The term “correction” comes up numerous times. That the corrective process for soon-to-be King George VI should include psychological bullying by his family and torture by his nurse, is emotionally provocative, yet given what the film chooses to present to us about English aristocracy, it is also not quite surprising. This corrective behavior is perhaps best surmised by King George’s wife, Elizabeth (an ironically distant Helena Bonham Carter), who, in perhaps the film’s most emotionally raw moment, recalls that she at first did not wish to marry him because she would essentially be giving up her own life for a life of “indentured servitude” to the people of England. Contrasted with the King’s abdicating brother and the emerging forces of modernity (radio and the second World War), it is powerful statement in favor of the very forces that have, up until this point, kept George a stammering recluse.
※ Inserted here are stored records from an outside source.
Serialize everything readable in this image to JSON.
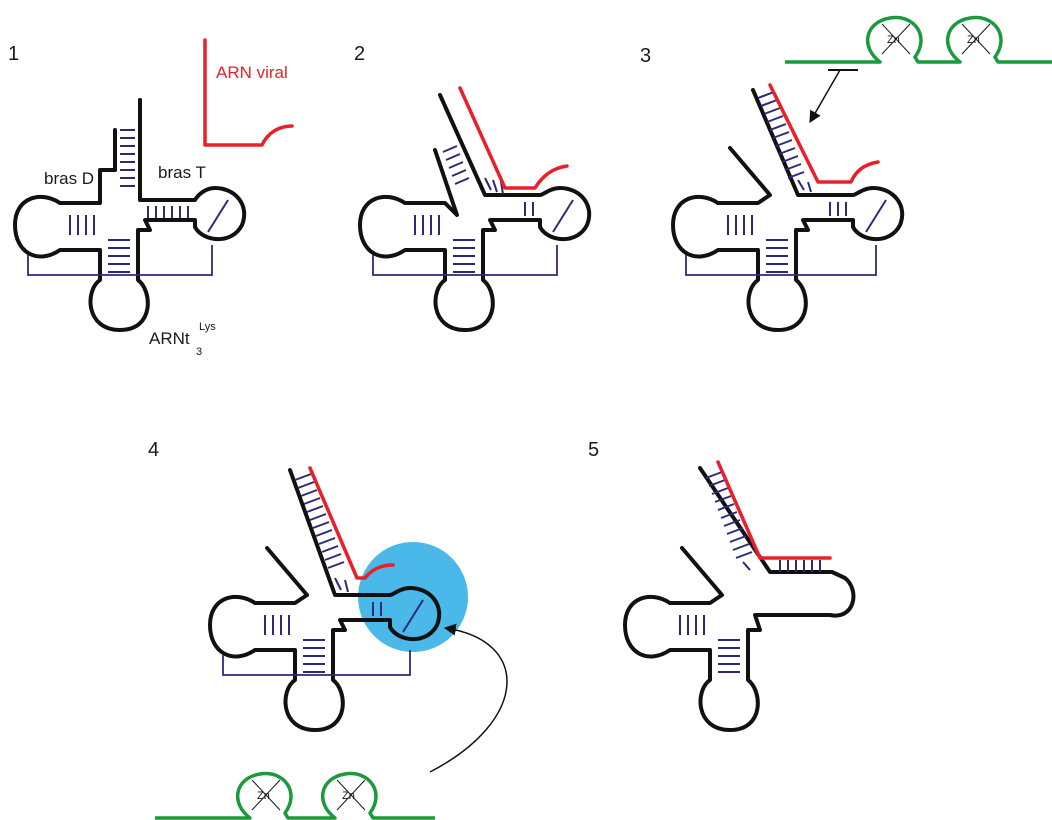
{
  "steps": [
    {
      "number": "1"
    },
    {
      "number": "2"
    },
    {
      "number": "3"
    },
    {
      "number": "4"
    },
    {
      "number": "5"
    }
  ],
  "labels": {
    "viral_rna": "ARN viral",
    "d_arm": "bras D",
    "t_arm": "bras T",
    "trna_main": "ARNt",
    "trna_sup": "Lys",
    "trna_sub": "3"
  },
  "zinc": "Zn",
  "colors": {
    "trna": "#111111",
    "viral_rna": "#e8202a",
    "base_pairs": "#2b2a7a",
    "nucleocapsid": "#1a9a3a",
    "highlight": "#4ab8e8"
  },
  "icons": [
    "zinc-finger-icon",
    "arrow-icon",
    "inhibition-bar-icon"
  ]
}
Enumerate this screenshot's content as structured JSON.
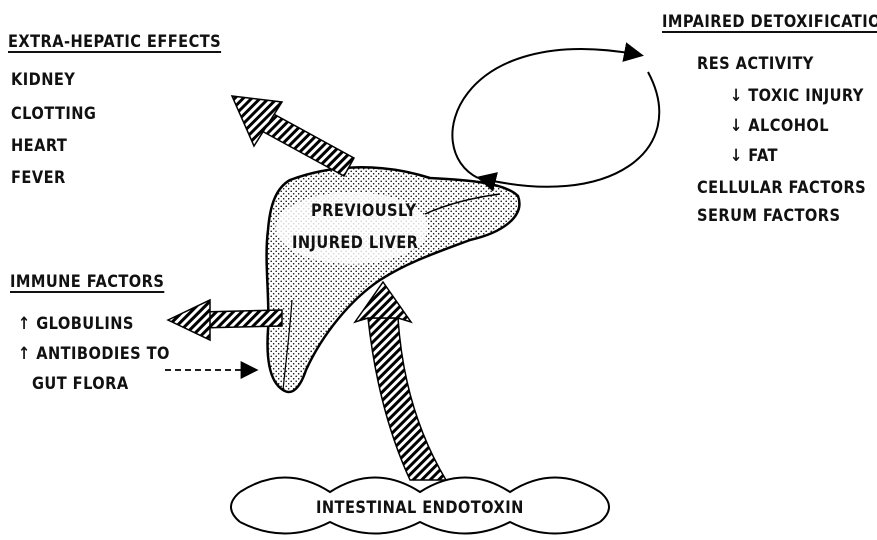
{
  "left_top": {
    "heading": "EXTRA-HEPATIC EFFECTS",
    "items": [
      "KIDNEY",
      "CLOTTING",
      "HEART",
      "FEVER"
    ]
  },
  "right_top": {
    "heading": "IMPAIRED DETOXIFICATION",
    "res_activity": "RES ACTIVITY",
    "sub_items": [
      "TOXIC INJURY",
      "ALCOHOL",
      "FAT"
    ],
    "other_items": [
      "CELLULAR FACTORS",
      "SERUM FACTORS"
    ]
  },
  "liver": {
    "line1": "PREVIOUSLY",
    "line2": "INJURED LIVER"
  },
  "left_bottom": {
    "heading": "IMMUNE FACTORS",
    "line1": "GLOBULINS",
    "line2": "ANTIBODIES TO",
    "line3": "GUT FLORA"
  },
  "bottom": {
    "label": "INTESTINAL ENDOTOXIN"
  },
  "glyphs": {
    "up": "↑",
    "down": "↓"
  }
}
There are numerous other elements worth exploring in The King’s Speech, from cinematographer Danny Cohen’s precise use of wide angle lenses in claustrophobic sets to the lavish but never baroque artistic direction. However, in conclusion, I believe it is worth mentioning how The King’s Speech, on the eve of what many are predicting to be its victorious Oscar night, is one of the last films to wear the banner head of the UK Film Council before it’s abolition this past year. That such an elegant and impeccably produced film might go on to out muscle some of the year’s most heavy hitting Hollywood films, seems a national triumph in and of itself. Not being English, I naturally can’t be certain of this. Though just as King George’s triumphs symbolically reflect the strength of nation, perhaps, stretching the metaphor for purposes of editorial denouement, one could suggest that The King’s Speech represents the strength of the film industry that backed it. For the sake of Tom Hooper, the English film world and cinephiles everywhere, I can only say: I hope so.

Monday, February 7, 2011

The Social Network

Dir. David Fincher
2010


It’s difficult to write about The Social Network for a variety of reasons. First and most superficial is that in the age of digital immediacy (spurred at least in part by the film’s subject) writing a review of a major Hollywood film that was released over four months ago is basically a cultural crime. Given the timing, not nearly close enough to be relevant to the massive discourse that surrounded the film (though with the approach of the Oscars, chatter about the film has once again picked up) and not nearly far enough away to be considered retrospective, this review is admittedly out of place. But that is beside the point. Yet another obstacle standing in the way of an insightful, centrist review of The Social Network is the dominating ubiquity of the film’s subject: Mark Zuckerberg and Facebook. Yet, to the credit of director David Fincher and screenwriter Aaron Sorkin, the greatest challenged faced in reviewing this film is the not my timing, nor the film’s subject but rather the characterization of that subject. In a film that establishes the result of its own narrative twists and turns before we have even settled into its world, The Social Network shifts the responsibilities of the narrative from telling an engaging story (which it largely does) to illustrating a greater internal conflict of desires and prejudices.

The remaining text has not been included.